In januari 2006 is verdachte vertrokken naar Turkije, waar hij de belangen van BeachHolidays behartigde. Met de dagelijkse leiding van BeachHolidays in Nederland heeft hij sindsdien feitelijk niets van doen gehad. Verdachte was slechts incidenteel in Nederland. Ook voor het overboeken van geld was hij niet verantwoordelijk. Hij was wel betrokken bij beslissingen over het beleid, maar had geen zicht op wat er binnen het bedrijf gebeurde. Aan het eind van het jaar kreeg hij inzage in de boekhouding van BeachHolidays . In 2008 begon het er een stuk rooskleuriger uit te zien. Verdachte had ook het idee dat het best goed ging met BeachHolidays . [medeverdachte] heeft verklaard dat hij verantwoordelijk is geweest voor het overmaken van geld naar Comfort Flora Beach Hotel. Verdachte heeft er steeds op aangedrongen dat de gelden terugbetaald moesten worden. In februari 2009 merkte hij dat de door BeachHolidays overgemaakte gelden naar Comfort Flora Beach Hotel niet waren terugbetaald en dat vanuit BeachHolidays nieuwe overboekingen aan Comfort Flora Beach Hotel werden gedaan. Op 4 april 2009 is overeengekomen dat verdachte zich definitief zou terugtrekken uit BeachHolidays en is verdachte formeel uitgetreden als bestuurder van [naam 2] . Vlak voor en direct na zijn vertrek bij Comfort Flora Beach Hotel en [naam 2] hebben de overboekingen naar Turkije een vlucht genomen. Door de vertroebelde verhoudingen was vanaf april 2009 de rol van verdachte bij BeachHolidays uitgespeeld.
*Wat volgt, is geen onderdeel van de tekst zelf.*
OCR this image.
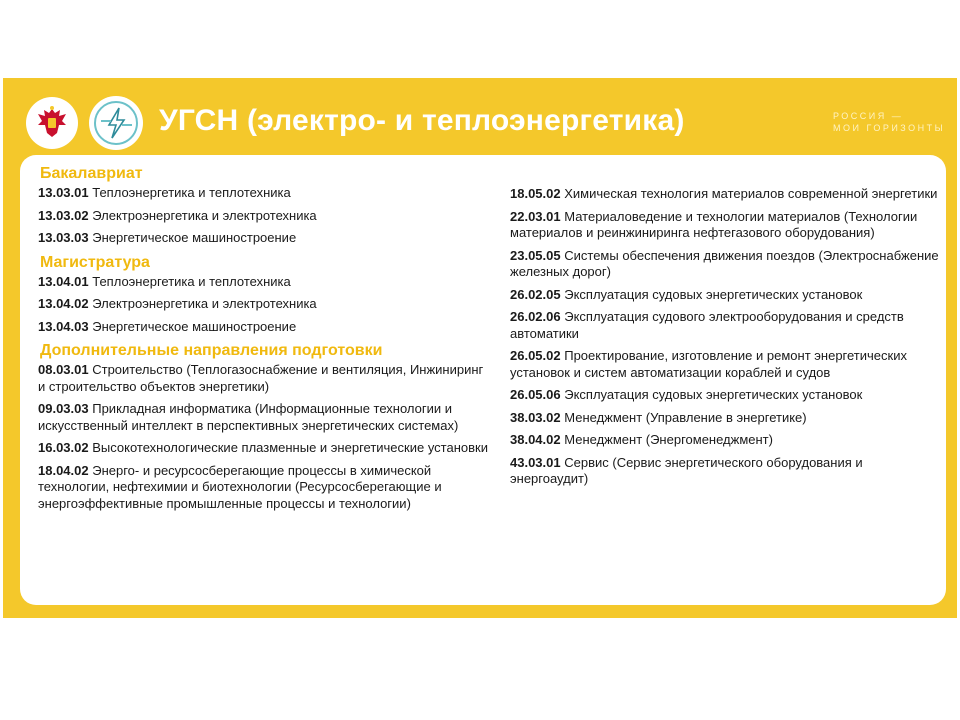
УГСН (электро- и теплоэнергетика)	РОССИЯ —
МОИ ГОРИЗОНТЫ
Бакалавриат
13.03.01 Теплоэнергетика и теплотехника
13.03.02 Электроэнергетика и электротехника
13.03.03 Энергетическое машиностроение
Магистратура
13.04.01 Теплоэнергетика и теплотехника
13.04.02 Электроэнергетика и электротехника
13.04.03 Энергетическое машиностроение
Дополнительные направления подготовки
08.03.01 Строительство (Теплогазоснабжение и вентиляция, Инжиниринг и строительство объектов энергетики)
09.03.03 Прикладная информатика (Информационные технологии и искусственный интеллект в перспективных энергетических системах)
16.03.02 Высокотехнологические плазменные и энергетические установки
18.04.02 Энерго- и ресурсосберегающие процессы в химической технологии, нефтехимии и биотехнологии (Ресурсосберегающие и энергоэффективные промышленные процессы и технологии)
18.05.02 Химическая технология материалов современной энергетики
22.03.01 Материаловедение и технологии материалов (Технологии материалов и реинжиниринга нефтегазового оборудования)
23.05.05 Системы обеспечения движения поездов (Электроснабжение железных дорог)
26.02.05 Эксплуатация судовых энергетических установок
26.02.06 Эксплуатация судового электрооборудования и средств автоматики
26.05.02 Проектирование, изготовление и ремонт энергетических установок и систем автоматизации кораблей и судов
26.05.06 Эксплуатация судовых энергетических установок
38.03.02 Менеджмент (Управление в энергетике)
38.04.02 Менеджмент (Энергоменеджмент)
43.03.01 Сервис (Сервис энергетического оборудования и энергоаудит)
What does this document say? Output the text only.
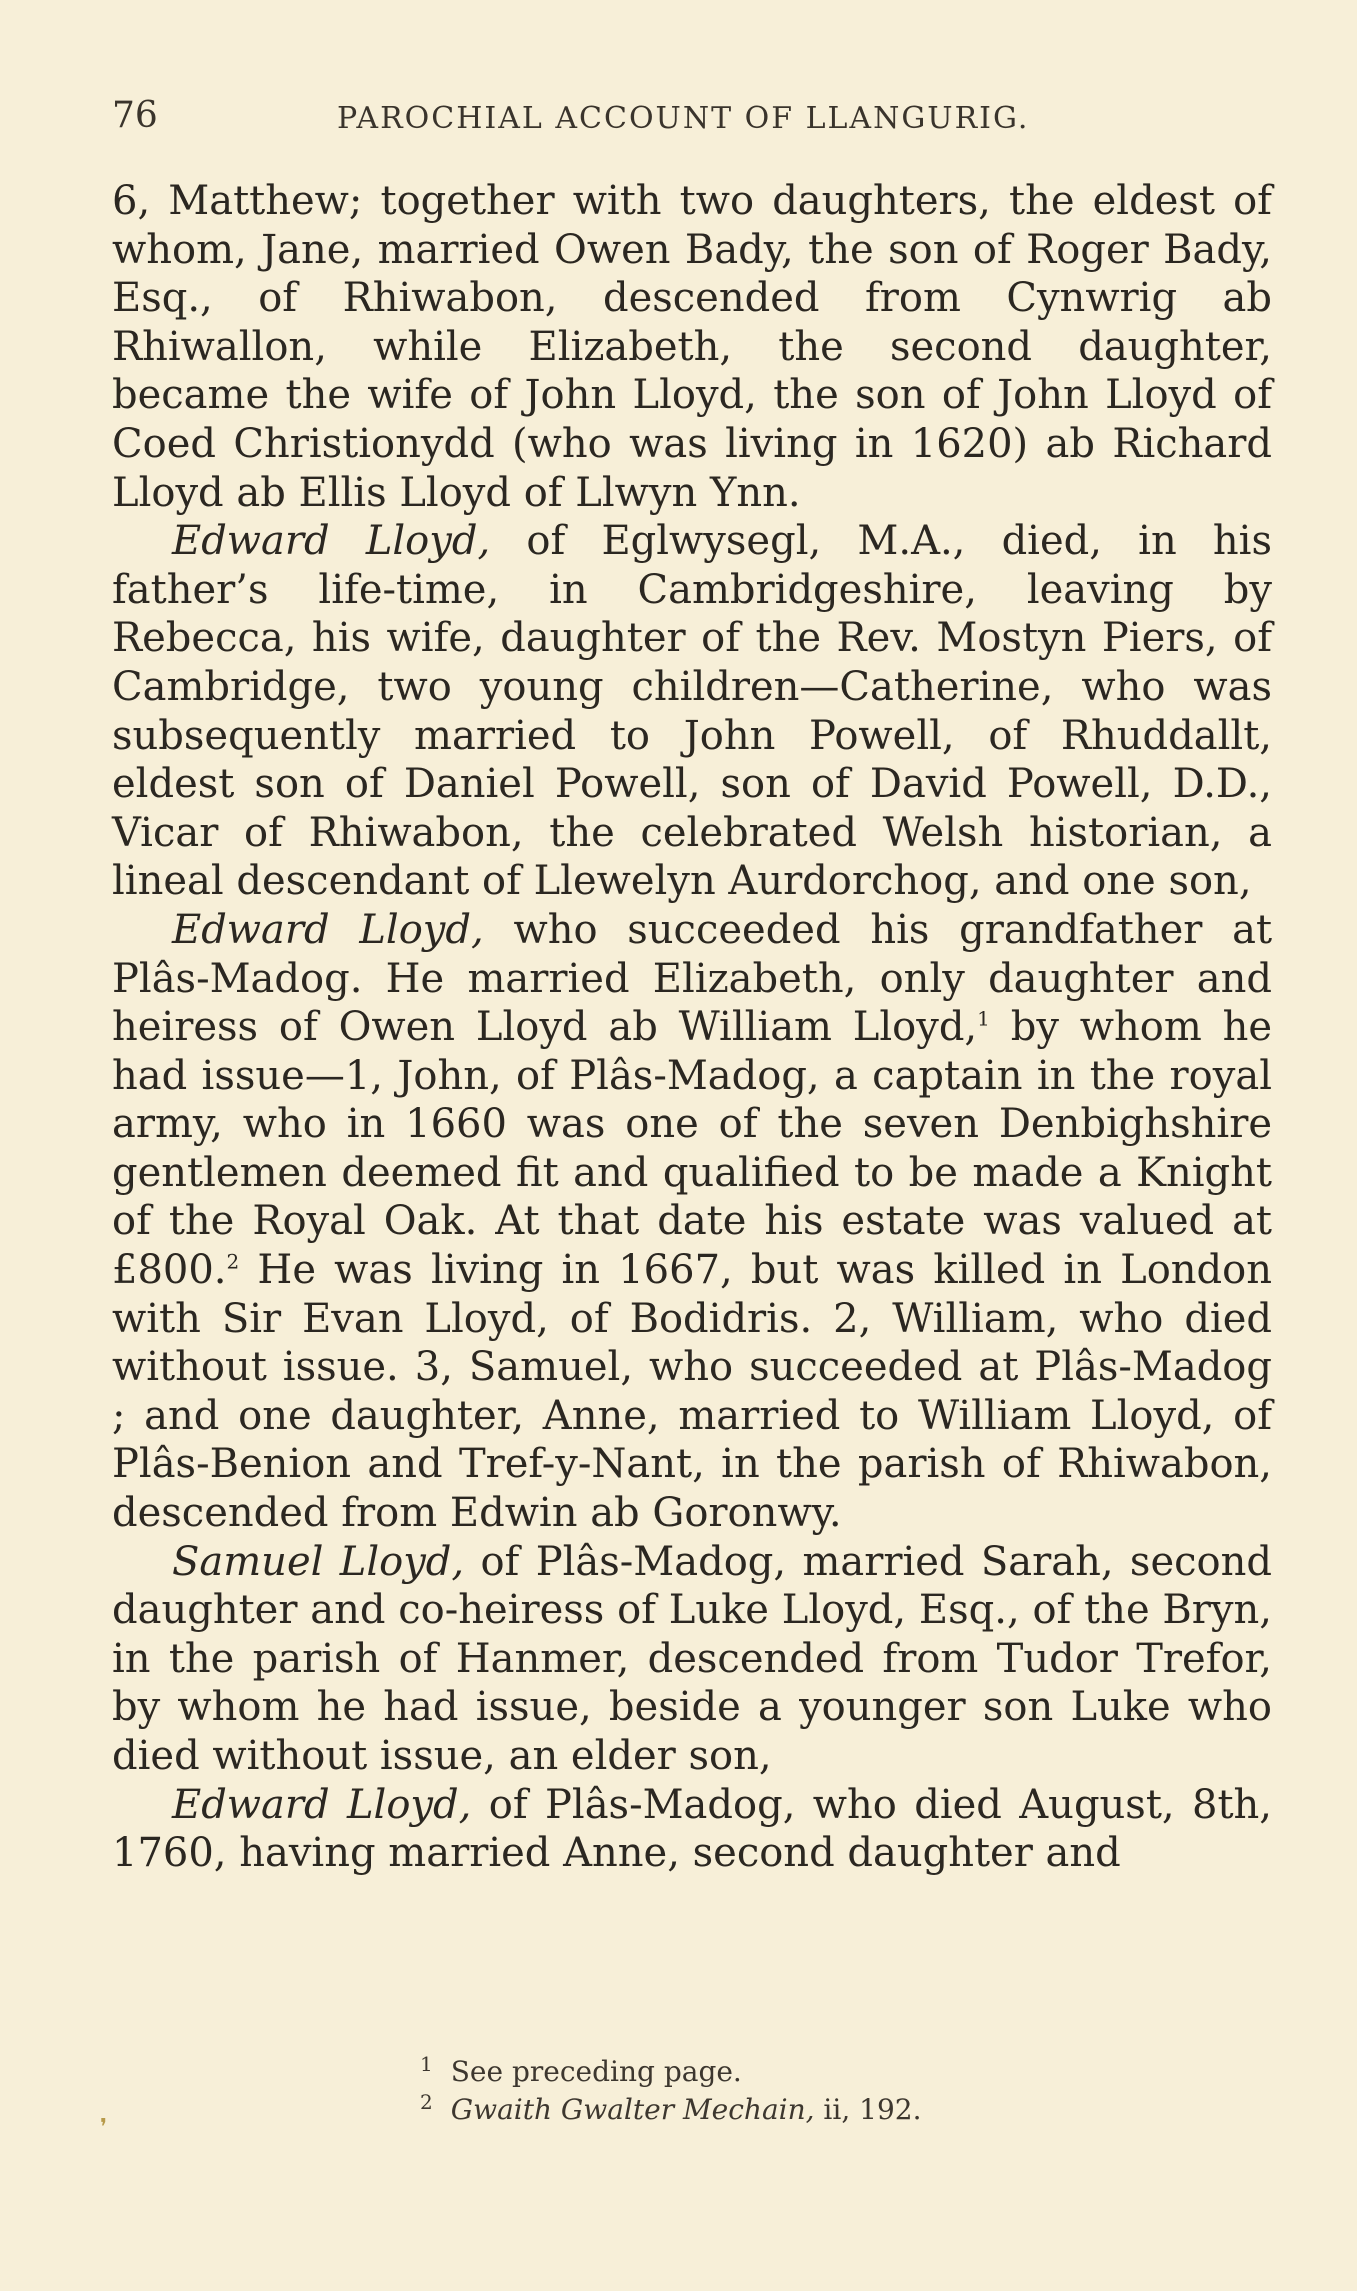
76	PAROCHIAL ACCOUNT OF LLANGURIG.

6, Matthew; together with two daughters, the eldest of whom, Jane, married Owen Bady, the son of Roger Bady, Esq., of Rhiwabon, descended from Cynwrig ab Rhiwallon, while Elizabeth, the second daughter, became the wife of John Lloyd, the son of John Lloyd of Coed Christionydd (who was living in 1620) ab Richard Lloyd ab Ellis Lloyd of Llwyn Ynn.

Edward Lloyd, of Eglwysegl, M.A., died, in his father’s life-time, in Cambridgeshire, leaving by Rebecca, his wife, daughter of the Rev. Mostyn Piers, of Cambridge, two young children—Catherine, who was subsequently married to John Powell, of Rhuddallt, eldest son of Daniel Powell, son of David Powell, D.D., Vicar of Rhiwabon, the celebrated Welsh historian, a lineal descendant of Llewelyn Aurdorchog, and one son,

Edward Lloyd, who succeeded his grandfather at Plâs-Madog. He married Elizabeth, only daughter and heiress of Owen Lloyd ab William Lloyd,$^1$ by whom he had issue—1, John, of Plâs-Madog, a captain in the royal army, who in 1660 was one of the seven Denbighshire gentlemen deemed fit and qualified to be made a Knight of the Royal Oak. At that date his estate was valued at £800.$^2$ He was living in 1667, but was killed in London with Sir Evan Lloyd, of Bodidris. 2, William, who died without issue. 3, Samuel, who succeeded at Plâs-Madog ; and one daughter, Anne, married to William Lloyd, of Plâs-Benion and Tref-y-Nant, in the parish of Rhiwabon, descended from Edwin ab Goronwy.

Samuel Lloyd, of Plâs-Madog, married Sarah, second daughter and co-heiress of Luke Lloyd, Esq., of the Bryn, in the parish of Hanmer, descended from Tudor Trefor, by whom he had issue, beside a younger son Luke who died without issue, an elder son,

Edward Lloyd, of Plâs-Madog, who died August, 8th, 1760, having married Anne, second daughter and

$^1$ See preceding page.
$^2$ Gwaith Gwalter Mechain, ii, 192.
❜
De vrees voor het faillissement van BeachHolidays ontstond pas eind juli 2009. Op dat moment had verdachte al nauwelijks meer invloed op de dagelijkse gang van zaken binnen BeachHolidays . Dat hij bestuurder was wil nog niet zeggen dat hij kan worden aangemerkt als feitelijk leidinggevende aan de verboden gedragingen. Hij kan ook niet verantwoordelijk worden gehouden voor de gedragingen van [medeverdachte] .
Mogelijk hebben de overboekingen in 2008 naar Turkije bijgedragen aan het faillissement van BeachHolidays , maar BeachHolidays was in 2008 financieel nog sterk genoeg om deze lasten te dragen. Bovendien golden de overboekingen als leningen die men al was begonnen af te betalen.
De onder 1 primair en subsidiair sub A, B en C genoemde handelingen in de periode voorafgaand aan juli 2009 kunnen niet worden bewezen, zodat daar vrijspraak van moet volgen. Ook de overboekingen naar Comfort Flora Beach Hotel en [naam 2] in 2008 en 2009 kunnen verdachte niet worden aangerekend, omdat hij daar geen of onvoldoende invloed of zeggenschap over heeft gehad.
Met betrekking tot de overboeking naar [naam 1] in de periode van 28 juli tot en met 4 augustus 2009 was verdachte feitelijk al niet meer betrokken bij de dagelijkse gang van zaken bij BeachHolidays . Daarbij zijn deze bedragen doorgeboekt naar Odeon, die op dat moment nog diensten leverde voor het vervoer van vakantiegangers. Dat verdachte hiermee de overige schuldeiseres zou hebben benadeeld kan niet worden bewezen, omdat verdachte niet op de hoogte was van andere schuldeisers dan SGR. Hij heeft dan ook geen opzet gehad op het benadelen van andere schuldeisers.
Dat verdachte niet heeft voldaan aan de op hem als bestuurder rustende informatieplicht wordt weersproken omdat verdachte niet beschikte over de boekhouding. Die bevond zich in Nederland en was vlak voor het faillissement verdwenen. Ook ten aanzien van dit onderdeel dient verdachte te worden vrijgesproken.
Ten aanzien van de tenlastegelegde verduistering is niet gebleken dat verdachte de gelden die aan BeachHolidays toebehoorden, zich zou hebben toegeëigend. Hij was bij Comfort Flora Beach Hotel algemeen directeur en bij [naam 2] was hij niet de financieel verantwoordelijke. Daar komt bij dat hij vanaf april 2009 geen invloed meer had, zodat hij ook van dit feit dient te worden vrijgesproken.